Getting such vital information about who I am has changed my life so drastically for the better. Finding out I'm autistic, finally having an explanation for why I could never be like everyone else, felt like pulling the cotton wool that had been in front of my eyes making everything hazy, and finally starting to see clearly for the first time. My life before getting assessed was a blur of constant confusion. Self-knowledge, self-understanding, can never be overrated. I made myself very sick trying to keep up the false appearance of being normal, because I didn't know there was another option.
Accepting and embracing myself the way I am, has been the single most amazing thing that has ever happened to me. For the first time in my life, I am now content and happy (even despite living with serious illness for the last six years), and I attribute that 100% to now being able to just be me.
I am a 37yo woman living in peaceful contentment with my two wonderful cat children. I crave physical aloneness, and in fact spend more than 90% of my time on my own – this is enjoyable for me as being around the stress of noises, the outside world and other people causes me to get quite agitated internally after an extended period, and if forced to be around such stressors on a frequent basis, I begin to fall apart and experience violent melt downs in private.

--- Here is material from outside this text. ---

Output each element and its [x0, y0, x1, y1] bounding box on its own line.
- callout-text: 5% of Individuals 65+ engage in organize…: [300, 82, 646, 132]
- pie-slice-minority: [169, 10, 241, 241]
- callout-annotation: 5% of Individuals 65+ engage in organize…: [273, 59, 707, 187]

I have many friends who I talk to online daily and catch up with a few times a year in person, and this is just right for me. It’s not that I don’t enjoy socialising, I actually love it - this is why I spend all day on instant messaging apps chatting to friends. But participating in the outside world requires both extensive mental preparation as well as long recovery periods for me, so I have learned that I have to be selective about what I do. Being in my own space alone and peaceful, yet still getting to interact with everyone all day, is the best of both worlds.